Saya tahu Aisha bisa. Namun juga memintanya agar tak bergantung pada siapapun selain Yang Maha. Allah-lah Sang Penyembuh. Allah juga yang menakdirkannya mengalami berbagai ujian itu.
Mungkin sulit meyakinkannya bahwa segala derita yang ia alami saat ini adalah sesuatu yang akan ia syukuri kelak.
Tapi iman selalu bisa menyalakan harapan, serupa pijar lilin saat gulita malam semakin mengelam.
Menerima segala kejadian adalah awal dari kesembuhan. Sebab bukankah seorang mukmin diminta untuk membulatkan tawakkal –sepenuh sungguh menerima apa yang telah dan akan terjadi?
Tidak pernah ada keburukan, karena segala kehendak Allah hanyalah kebaikan.
Maka ridha adalah tanda keberserahan pada Yang Maha Membaikkan Keadaan, untuk selanjutnya menyikapi berbagai kejutan hidup dengan penuh kekuatan.
Mata Aisha yang biasanya berbinar cerah mulai berkaca. Antara haru lagi pasrah.
“Setelah menerima, selanjutnya maafkanlah. Mintalah kepada Allah agar Ia memampukanmu.”
Dan Aisha tercenung beberapa lama. Saya tahu itu tidak mudah, dan memang sungguh tidak mudah.
Tetapi Allah selalu jadi tempat kembali yang terbaik. Yang akan menguatkannya. Yang akan memberikannya jalan keluar, kesembuhan, juga hikmah luar biasa.
Tidak mudah menjadi seorang Aisha, atau mereka yang mengalami kekerasan jutaan kali lebih parah.
Aisha hanya satu dari sekian ratus ribu anak di dunia ini yang mengalami kekerasan dari orangtua kandungnya sendiri.
Ketika caci-maki diterima, mereka seperti tak sanggup mendengarkan nasihat tentang kewajiban berbakti.

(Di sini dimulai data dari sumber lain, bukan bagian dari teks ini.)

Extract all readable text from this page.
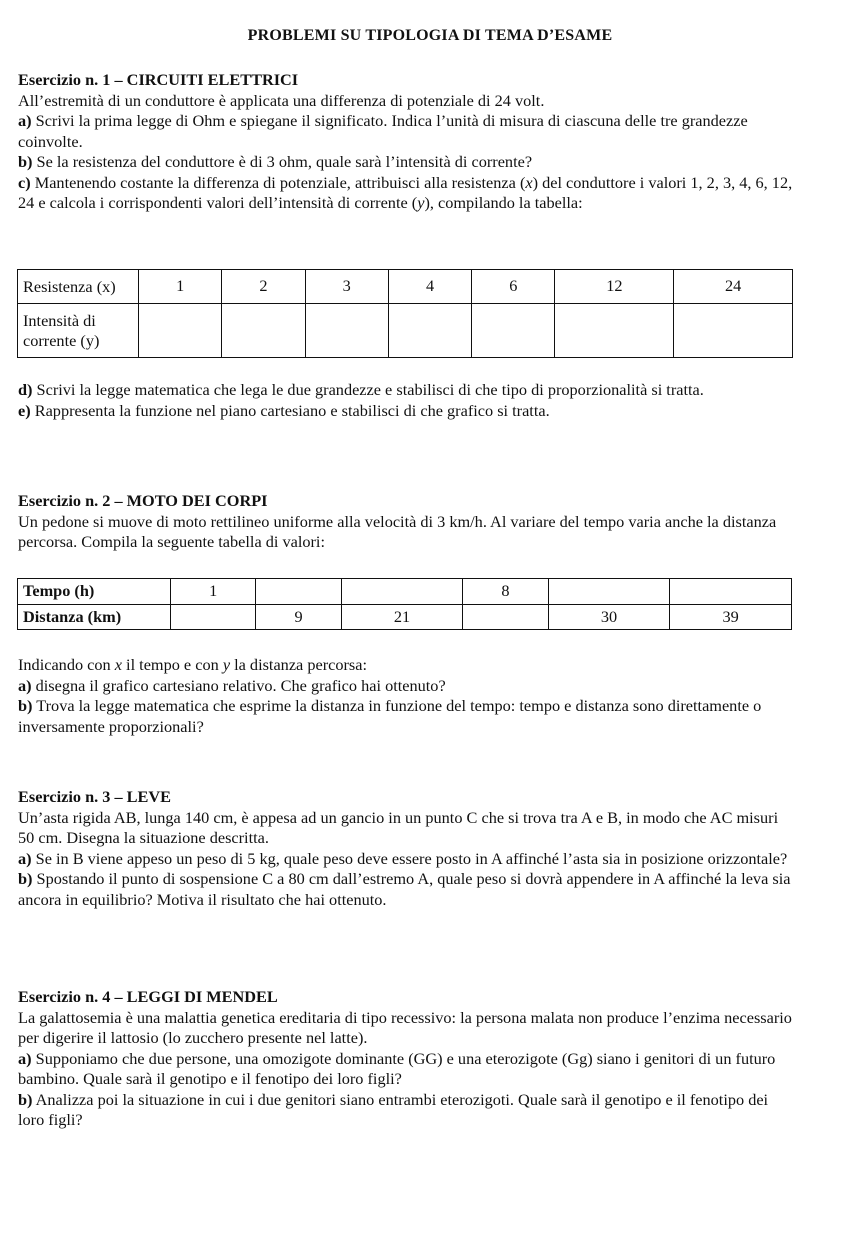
PROBLEMI SU TIPOLOGIA DI TEMA D’ESAME

Esercizio n. 1 – CIRCUITI ELETTRICI

All’estremità di un conduttore è applicata una differenza di potenziale di 24 volt.

a) Scrivi la prima legge di Ohm e spiegane il significato. Indica l’unità di misura di ciascuna delle tre grandezze coinvolte.

b) Se la resistenza del conduttore è di 3 ohm, quale sarà l’intensità di corrente?

c) Mantenendo costante la differenza di potenziale, attribuisci alla resistenza (x) del conduttore i valori 1, 2, 3, 4, 6, 12, 24 e calcola i corrispondenti valori dell’intensità di corrente (y), compilando la tabella:

Resistenza (x)	1	2	3	4	6	12	24
Intensità di corrente (y)							

d) Scrivi la legge matematica che lega le due grandezze e stabilisci di che tipo di proporzionalità si tratta.

e) Rappresenta la funzione nel piano cartesiano e stabilisci di che grafico si tratta.

Esercizio n. 2 – MOTO DEI CORPI

Un pedone si muove di moto rettilineo uniforme alla velocità di 3 km/h. Al variare del tempo varia anche la distanza percorsa. Compila la seguente tabella di valori:

Tempo (h)	1			8		
Distanza (km)		9	21		30	39

Indicando con x il tempo e con y la distanza percorsa:

a) disegna il grafico cartesiano relativo. Che grafico hai ottenuto?

b) Trova la legge matematica che esprime la distanza in funzione del tempo: tempo e distanza sono direttamente o inversamente proporzionali?

Esercizio n. 3 – LEVE

Un’asta rigida AB, lunga 140 cm, è appesa ad un gancio in un punto C che si trova tra A e B, in modo che AC misuri 50 cm. Disegna la situazione descritta.

a) Se in B viene appeso un peso di 5 kg, quale peso deve essere posto in A affinché l’asta sia in posizione orizzontale?

b) Spostando il punto di sospensione C a 80 cm dall’estremo A, quale peso si dovrà appendere in A affinché la leva sia ancora in equilibrio? Motiva il risultato che hai ottenuto.

Esercizio n. 4 – LEGGI DI MENDEL

La galattosemia è una malattia genetica ereditaria di tipo recessivo: la persona malata non produce l’enzima necessario per digerire il lattosio (lo zucchero presente nel latte).

a) Supponiamo che due persone, una omozigote dominante (GG) e una eterozigote (Gg) siano i genitori di un futuro bambino. Quale sarà il genotipo e il fenotipo dei loro figli?

b) Analizza poi la situazione in cui i due genitori siano entrambi eterozigoti. Quale sarà il genotipo e il fenotipo dei loro figli?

Bukan, bukan mereka hendak tak patuh pada ajaran agama. Tetapi jiwanya yang haus kasih sayang tak siap mendapat tuntutan, saat sosok orangtua yang seharusnya menyayangi dan melindungi malah menjadi monster paling mengerikan.
Sebaliknya, saya pun tak melihat bagaimana para orangtua ini menunaikan kewajibannya.
Saat seseorang menemui Rasulullah saw dan bercerita bahwa ia tak pernah mencium buah hatinya, Rasul yang mulia hanya berujar singkat namun dalam maknanya :
“Siapa yang tak menyayangi, tidak akan disayangi.” (HR.Bukhari Muslim).
Maka bagaimana bisa kita biarkan derita Aisha terus ada dan semakin membanyak jumlahnya?
Bertahanlah, Aisha, dan menyembuhlah. Juga untuk diri saya sendiri serta para orangtua, teruslah berupaya mendidik dengan paduan ketegasan, kelemah-lembutan, serta kasih sayang untuk anak-anak kita.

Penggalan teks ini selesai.